Banks with cash might be willing to assume the economic risk of purchasing some of these assets, but they couldn’t assume the accounting risk of future losses. This is an example of the distortions produced by our government-created accounting system, regulated by the SEC. Large and even small businesses don’t use this accounting system for their own management, because it’s not a good measure of value.

The actions of Freddie Mac and Fannie Mae also led to the end of the “originate and hold” model for home mortgages, where banks and thrifts would make home loans, and then hold those loans as part of their portfolio of assets. Private institutions simply could not compete with these government-backed institutions.

This led to the “broker model” or “originate and sell,” which had a terrible incentive. If you simply originate loans but don’t hold them and its risk, your incentive is to originate as many loans as possible, without regard to the riskiness of the loan.

Summarizing the first part of Allison’s lecture: It is government policy that is largely responsible for the crisis. Free markets are commonly being blamed for the crisis, but this assessment is false. Our economy, as Allison has shown, is far removed from free and unregulated. Government intervenes everywhere.

Allison presented a great deal of information in his talk, including some steps we should take to get out of this crisis and to prevent another. I’ll report on this soon.

Comments

4 responses to “Causes of global finance crisis explained in Wichita”

  1. Joseph

    Interesting report.

    I’m glad the facts are getting out.

  2. Showalter

    Nice to know that the truth can not be stopped. Always watch, never sleep !

  3. CRAIG

    Is there any difference between what this man talked about and
    what our very own City Council is doing with downtown development. Providing tax dollar incentives to induce businesses to invest downtown, distorting the market. Over building the needs of the market. Creating debt that with out the help of the tax base is unsustainable.

  4. Wichitator

    It is sad that neither the eagle or the business journal reported upon Mr. Allison’s remarks in their early October issues. This is a huge mistake on their parts.

    Mr. Allison’s comments are the outline of a book or at least a report, that would explain how we got into the financial mess that afflicts this country today. This is particularly important because so many in the left wing congressional leadership, like Rep. Barney Frank, want to repeat the housing mistakes again.

    The failures of Freddie Mac & Fannie Mae were inevitable according to Mr. Allison’s comments. They were leveraged over 1000 to 1. Only in government could such irresponsible behavior be allowed. Allison’s most important revelation was the fact that a committee made up of leaders from the nations 100 largest banks and key members of congress looked at the deteriorating finances of Freddie & Fannie and nothing was done to correct this. Allison said that this committee knew about this problem and began meeting a decade ago! This is a huge revelation unreported by the elite coastal “news” media.

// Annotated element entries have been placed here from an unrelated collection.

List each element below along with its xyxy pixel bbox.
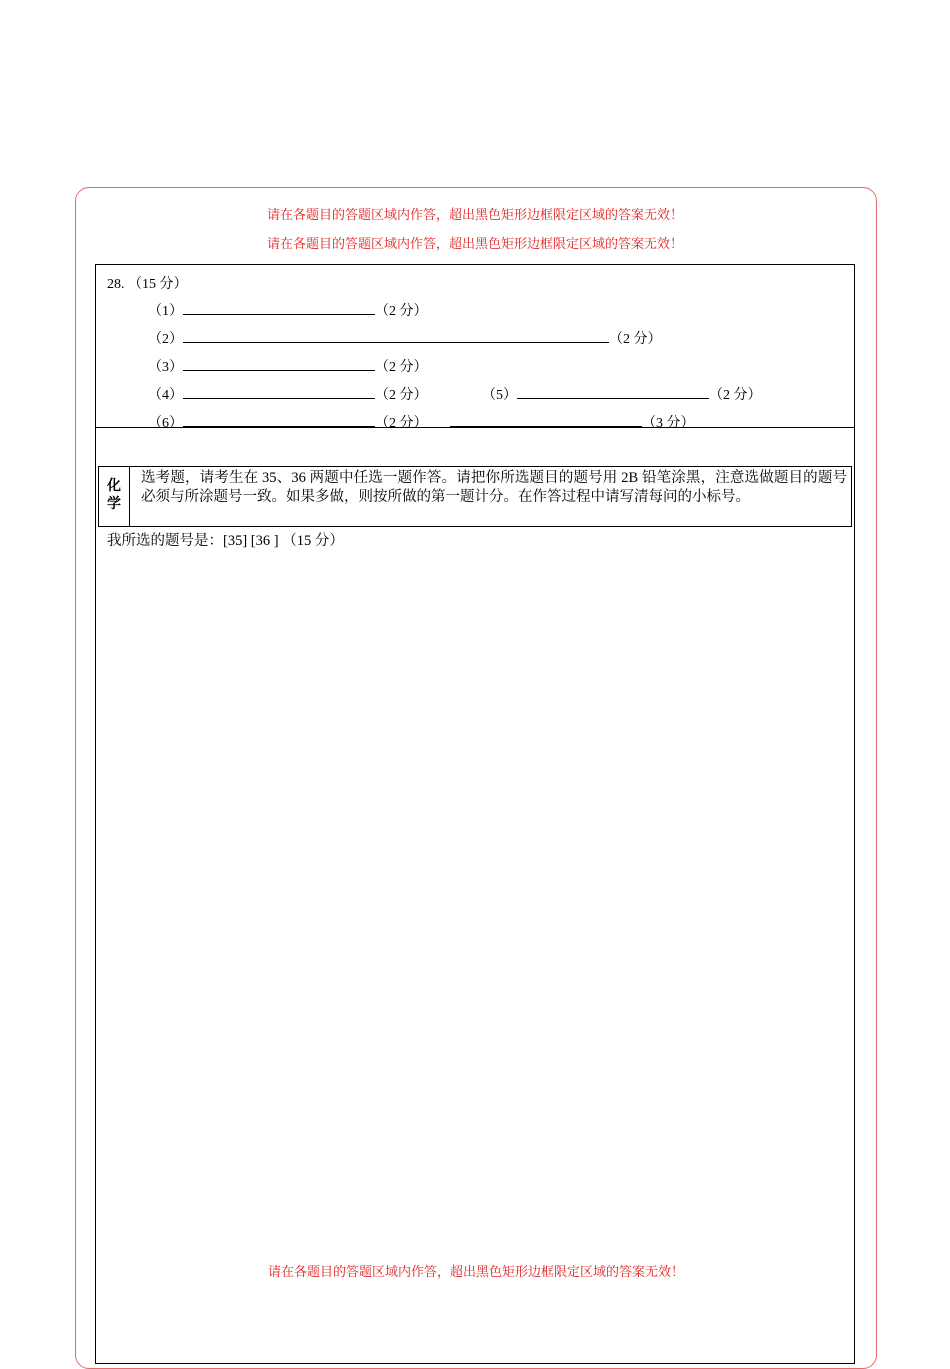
answer-line[interactable]: [450, 412, 642, 427]
q28-row-2: （2） （2 分）: [148, 328, 662, 348]
q28-row-3: （3） （2 分）: [148, 356, 428, 376]
q28-row-6b: （3 分）: [450, 412, 695, 432]
q28-header: 28. （15 分）: [107, 277, 188, 292]
answer-line[interactable]: [183, 412, 375, 427]
notice-bottom: 请在各题目的答题区域内作答，超出黑色矩形边框限定区域的答案无效！: [267, 1264, 684, 1279]
q28-row-5: （5） （2 分）: [482, 384, 762, 404]
answer-line[interactable]: [183, 300, 375, 315]
chemistry-elective-notice: [98, 466, 852, 527]
q28-row-4: （4） （2 分）: [148, 384, 428, 404]
q28-row-6: （6） （2 分）: [148, 412, 428, 432]
q28-row-1: （1） （2 分）: [148, 300, 428, 320]
question-selection[interactable]: 我所选的题号是：[35] [36 ] （15 分）: [107, 533, 344, 549]
notice-top-1: 请在各题目的答题区域内作答，超出黑色矩形边框限定区域的答案无效！: [266, 207, 683, 222]
subject-tag: 化 学: [99, 467, 130, 526]
answer-line[interactable]: [183, 384, 375, 399]
answer-line[interactable]: [183, 356, 375, 371]
answer-line[interactable]: [183, 328, 609, 343]
notice-top-2: 请在各题目的答题区域内作答，超出黑色矩形边框限定区域的答案无效！: [266, 236, 683, 251]
section-divider: [96, 427, 854, 428]
answer-line[interactable]: [517, 384, 709, 399]
elective-instruction: 选考题，请考生在 35、36 两题中任选一题作答。请把你所选题目的题号用 2B 铅笔涂黑，注意选做题目的题号必须与所涂题号一致。如果多做，则按所做的第一题计分。在作答过程中请写清每问的小标号。: [141, 470, 847, 505]
answer-box: [95, 264, 855, 1364]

    This also ties into the growing ACORN scandal since the effort to qualify “buyers” of housing who had no down payments, weak credit histories, adjustable rate mortgages on houses they could not afford led to a large chunk of the housing collapse. This set off a series of financial dominoes that continue to be falling around the world today. When the Community Reinvestment Act was reauthorized roughly a decade ago the Clinton administration provided more authority for ACORN to push for home purchases by folks who could not qualify for mortgages under the standard criteria that had been used in the past. So good bye Freddie and Fannie and hello to a financial catastrophe that our news media blames on “deregulation” and “the Bush administration.”

    Mr. Allison’s presentation last Thursday at this conference is the outline for a book about this financial crisis that I hope that he will write very soon.